39 3 Morpheus house: god of sleep; derived mainly from Met. 11.592 ff and Statius, Thebaid 10.84 ff. Cf. Chaucer, The Book of the Duchess, 155 ff.

39 6 Tethys: wife of Oceanus and queen of rivers.

39 7 Cynthia: a name for the moon, associated with the goddess Diana. See VIl.6.3.3 and VII.6.37.5, and below, note to I.43.3.

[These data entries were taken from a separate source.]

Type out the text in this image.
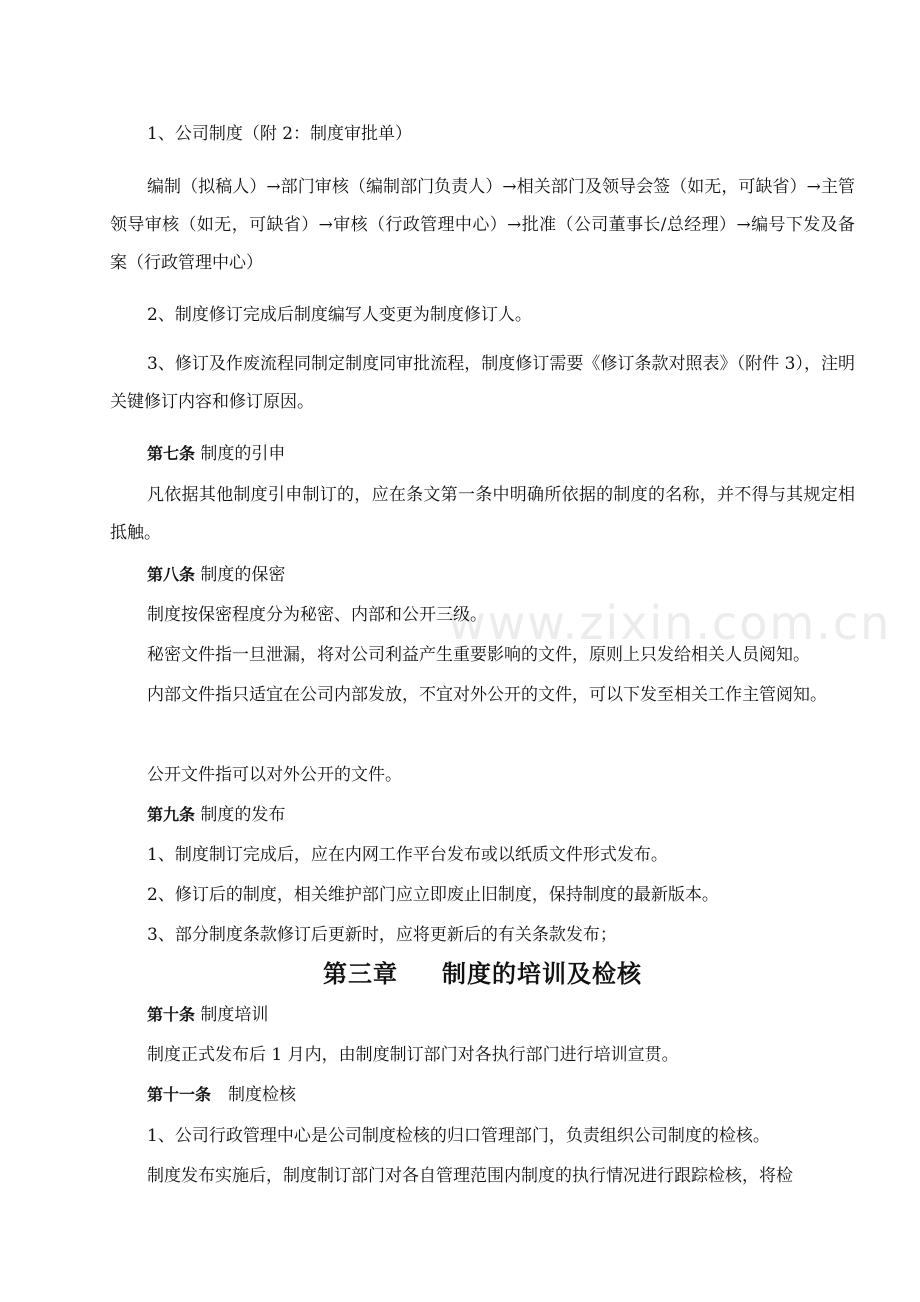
www.zixin.com.cn

1、公司制度（附 2：制度审批单）

编制（拟稿人）→部门审核（编制部门负责人）→相关部门及领导会签（如无，可缺省）→主管领导审核（如无，可缺省）→审核（行政管理中心）→批准（公司董事长/总经理）→编号下发及备案（行政管理中心）

2、制度修订完成后制度编写人变更为制度修订人。

3、修订及作废流程同制定制度同审批流程，制度修订需要《修订条款对照表》（附件 3），注明关键修订内容和修订原因。

第七条 制度的引申

凡依据其他制度引申制订的，应在条文第一条中明确所依据的制度的名称，并不得与其规定相抵触。

第八条 制度的保密

制度按保密程度分为秘密、内部和公开三级。

秘密文件指一旦泄漏，将对公司利益产生重要影响的文件，原则上只发给相关人员阅知。

内部文件指只适宜在公司内部发放，不宜对外公开的文件，可以下发至相关工作主管阅知。

公开文件指可以对外公开的文件。

第九条 制度的发布

1、制度制订完成后，应在内网工作平台发布或以纸质文件形式发布。

2、修订后的制度，相关维护部门应立即废止旧制度，保持制度的最新版本。

3、部分制度条款修订后更新时，应将更新后的有关条款发布；

第三章 制度的培训及检核

第十条 制度培训

制度正式发布后 1 月内，由制度制订部门对各执行部门进行培训宣贯。

第十一条　制度检核

1、公司行政管理中心是公司制度检核的归口管理部门，负责组织公司制度的检核。

制度发布实施后，制度制订部门对各自管理范围内制度的执行情况进行跟踪检核，将检
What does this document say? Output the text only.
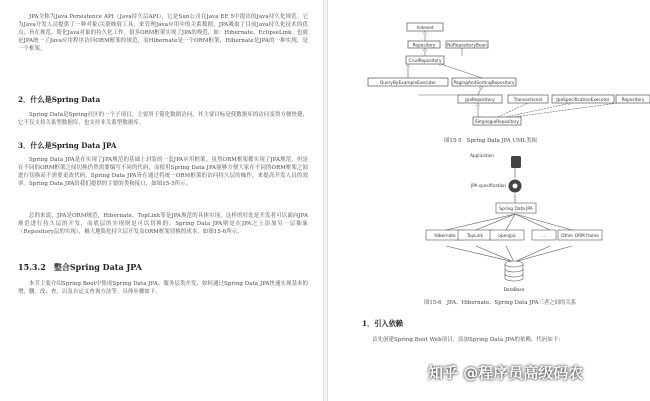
JPA全称为Java Persistence API（Java持久层API），它是Sun公司在Java EE 5中提出的Java持久化规范。它为Java开发人员提供了一种对象/关联映射工具，来管理Java应用中的关系数据，JPA吸取了目前Java持久化技术的优点，旨在规范、简化Java对象的持久化工作。很多ORM框架实现了JPA的规范，如：Hibernate、EclipseLink。也就是JPA统一了Java应用程序访问ORM框架的规范，而Hibernate是一个ORM框架，Hibernate是JPA的一种实现，是一个框架。
2．什么是Spring Data
Spring Data是Spring社区的一个子项目，主要用于简化数据访问，其主要目标是使数据库的访问变得方便快捷，它不仅支持关系型数据库，也支持非关系型数据库。
3．什么是Spring Data JPA
Spring Data JPA是在实现了JPA规范的基础上封装的一套JPA应用框架。虽然ORM框架都实现了JPA规范，但是在不同的ORM框架之间切换仍然需要编写不同的代码，而使用Spring Data JPA能够方便大家在不同的ORM框架之间进行切换而不需要更改代码。Spring Data JPA旨在通过将统一ORM框架的访问持久层的操作，来提高开发人员的效率。Spring Data JPA给我们提供的主要的类和接口，如图15-5所示。
总的来说，JPA是ORM规范，Hibernate、TopLink等是JPA规范的具体实现，这样的好处是开发者可以面向JPA规范进行持久层的开发，而底层的实现则是可以切换的。Spring Data JPA则是在JPA之上添加另一层抽象（Repository层的实现），极大地简化持久层开发及ORM框架切换的成本，如图15-6所示。
15.3.2　整合Spring Data JPA
本节主要介绍Spring Boot中集成Spring Data JPA、服务层类开发，如何通过Spring Data JPA快速实现基本的增、删、改、查，以及自定义查询方法等。具体步骤如下。
Indexed
Repository	NoRepositoryBean
CrudRepository
QueryByExampleExecutor	PagingAndSortingRepository
JpaRepository	Transactional	JpaSpecificationExecutor	Repository
SimpleJpaRepository
图15-5　Spring Data JPA UML类图
Application
JPA specification
Spring Data JPA
Hibernate	TopLink	openjpa	…	Other ORM frame
DataBase
图15-6　JPA、Hibernate、Spring Data JPA三者之间的关系
1．引入依赖
首先创建Spring Boot Web项目，添加Spring Data JPA的依赖，代码如下：
知乎 @程序员高级码农
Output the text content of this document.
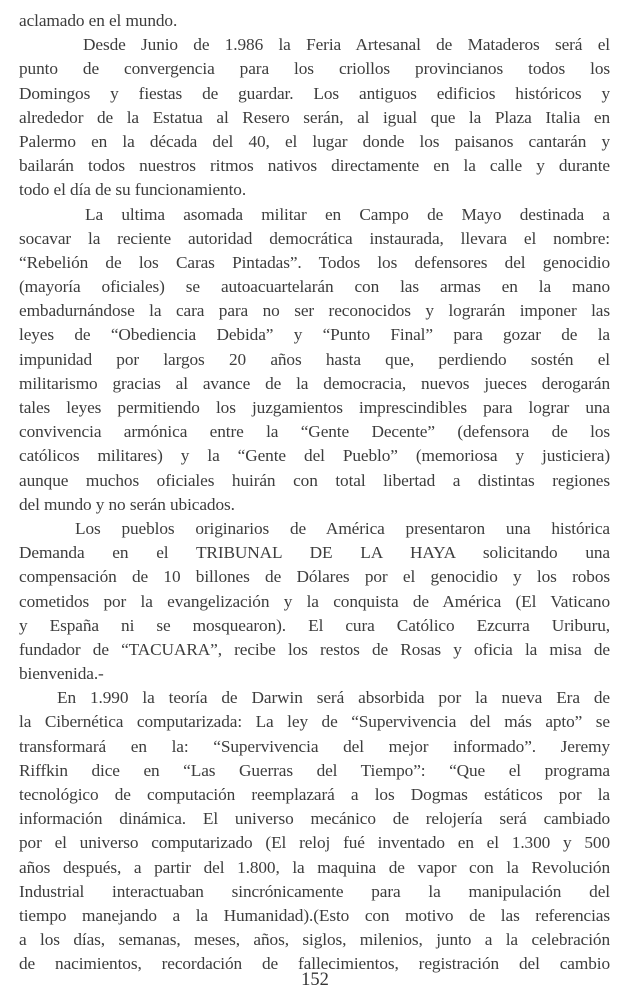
aclamado en el mundo.
Desde Junio de 1.986 la Feria Artesanal de Mataderos será el
punto de convergencia para los criollos provincianos todos los
Domingos y fiestas de guardar. Los antiguos edificios históricos y
alrededor de la Estatua al Resero serán, al igual que la Plaza Italia en
Palermo en la década del 40, el lugar donde los paisanos cantarán y
bailarán todos nuestros ritmos nativos directamente en la calle y durante
todo el día de su funcionamiento.
La ultima asomada militar en Campo de Mayo destinada a
socavar la reciente autoridad democrática instaurada, llevara el nombre:
“Rebelión de los Caras Pintadas”. Todos los defensores del genocidio
(mayoría oficiales) se autoacuartelarán con las armas en la mano
embadurnándose la cara para no ser reconocidos y lograrán imponer las
leyes de “Obediencia Debida” y “Punto Final” para gozar de la
impunidad por largos 20 años hasta que, perdiendo sostén el
militarismo gracias al avance de la democracia, nuevos jueces derogarán
tales leyes permitiendo los juzgamientos imprescindibles para lograr una
convivencia armónica entre la “Gente Decente” (defensora de los
católicos militares) y la “Gente del Pueblo” (memoriosa y justiciera)
aunque muchos oficiales huirán con total libertad a distintas regiones
del mundo y no serán ubicados.
Los pueblos originarios de América presentaron una histórica
Demanda en el TRIBUNAL DE LA HAYA solicitando una
compensación de 10 billones de Dólares por el genocidio y los robos
cometidos por la evangelización y la conquista de América (El Vaticano
y España ni se mosquearon). El cura Católico Ezcurra Uriburu,
fundador de “TACUARA”, recibe los restos de Rosas y oficia la misa de
bienvenida.-
En 1.990 la teoría de Darwin será absorbida por la nueva Era de
la Cibernética computarizada: La ley de “Supervivencia del más apto” se
transformará en la: “Supervivencia del mejor informado”. Jeremy
Riffkin dice en “Las Guerras del Tiempo”: “Que el programa
tecnológico de computación reemplazará a los Dogmas estáticos por la
información dinámica. El universo mecánico de relojería será cambiado
por el universo computarizado (El reloj fué inventado en el 1.300 y 500
años después, a partir del 1.800, la maquina de vapor con la Revolución
Industrial interactuaban sincrónicamente para la manipulación del
tiempo manejando a la Humanidad).(Esto con motivo de las referencias
a los días, semanas, meses, años, siglos, milenios, junto a la celebración
de nacimientos, recordación de fallecimientos, registración del cambio
152
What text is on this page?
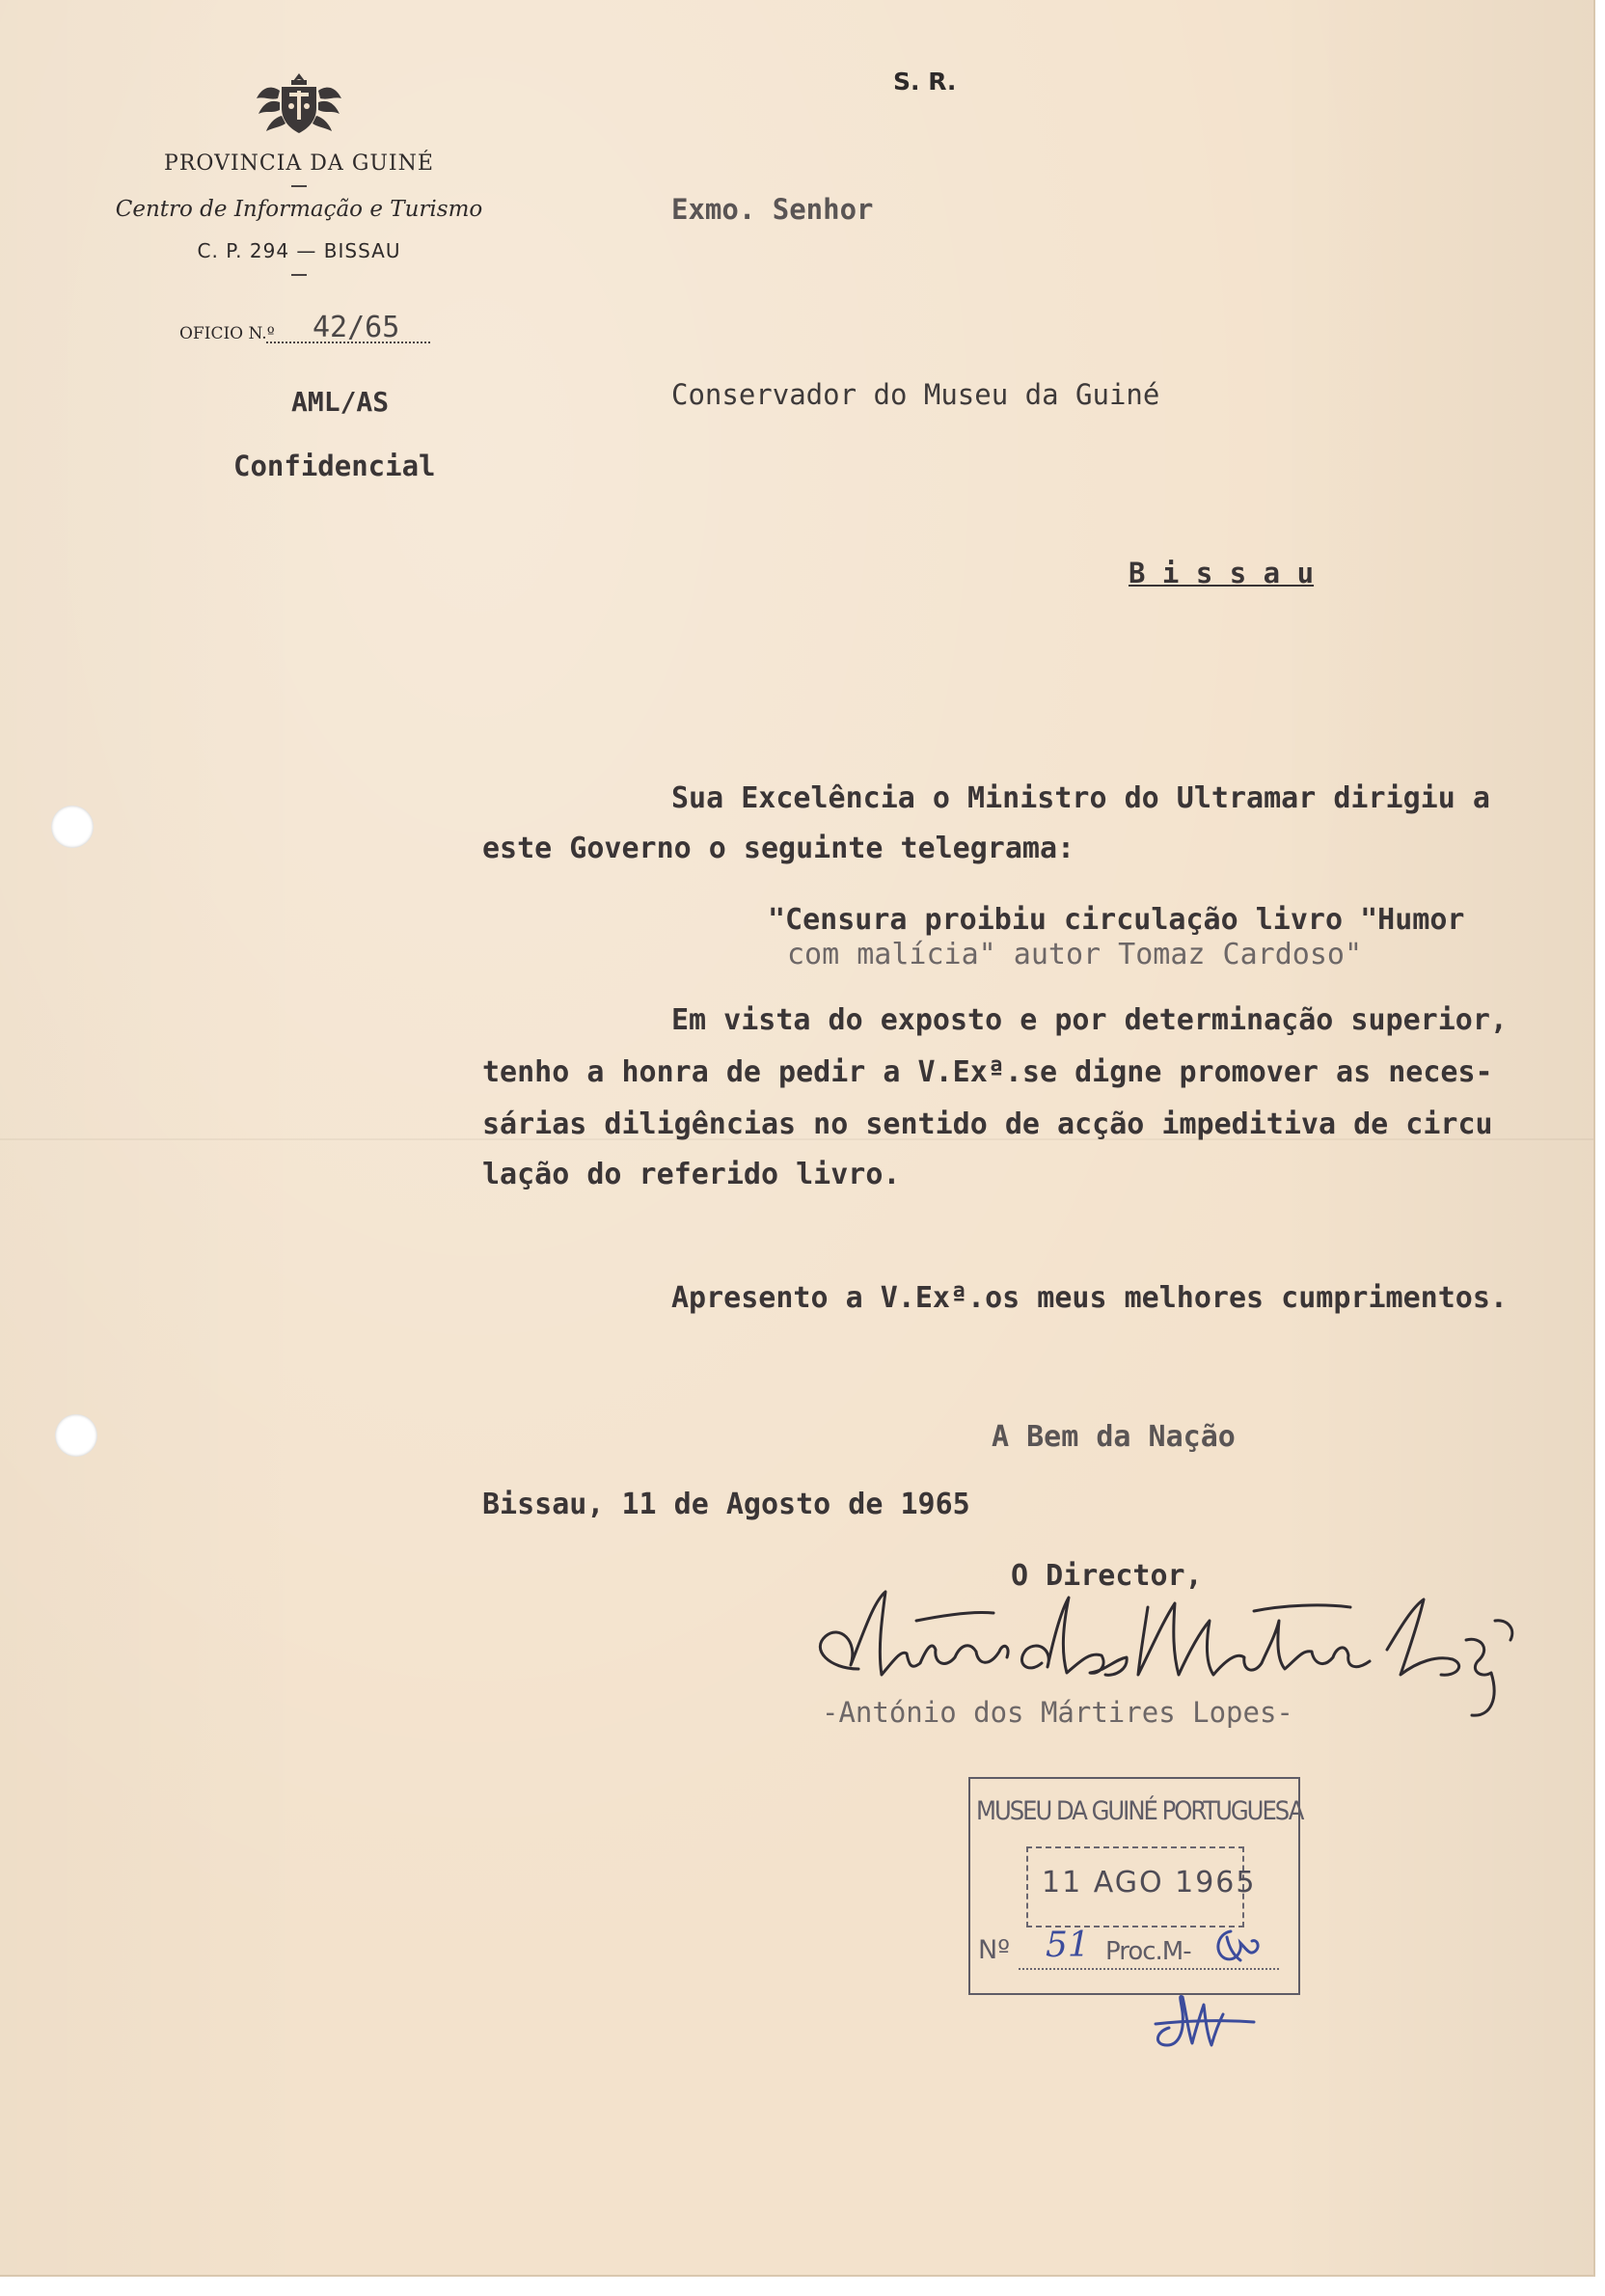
PROVINCIA DA GUINÉ
Centro de Informação e Turismo
C. P. 294 — BISSAU
OFICIO N.º 42/65
AML/AS
Confidencial
S. R.
Exmo. Senhor
Conservador do Museu da Guiné
B i s s a u
Sua Excelência o Ministro do Ultramar dirigiu a
este Governo o seguinte telegrama:
"Censura proibiu circulação livro "Humor
com malícia" autor Tomaz Cardoso"
Em vista do exposto e por determinação superior,
tenho a honra de pedir a V.Exª.se digne promover as neces-
sárias diligências no sentido de acção impeditiva de circu
lação do referido livro.
Apresento a V.Exª.os meus melhores cumprimentos.
A Bem da Nação
Bissau, 11 de Agosto de 1965
O Director,
-António dos Mártires Lopes-
MUSEU DA GUINÉ PORTUGUESA
11 AGO 1965
Nº 51 Proc.M-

40 1 double gates: The Gates of Sleep are from Od. 19.562 ff and Am. 6.893 ff. True dreams pass through the gate of horn, which Spenser does not mention except to say that they are encased in silver; false dreams pass through the gate of ivory.

40 9 keepe: notice.

41 3 loft: air, sky, upper region (OED 1).

42 7 dryer braine: i.e., not moistened by the dew of sleep.

43 3 Hecate: three-headed goddess of witches, identified -with Diana on earth, Cynthia or Luna in heaven, and Proserpina in hell.

43 6 Archimago: the old hermit, already associated with hypocrisy, is called now by his rightful name, ‘the great master of the false image’, at the moment at which his power in hell has been established.

44 2 diuerse: another.

44 4 carefull carke: concern.

45 3 fram’d of liquid ayre: Latin: liquidus, ‘clear, bright, pure’; the hellish spirit must be given a tangible body.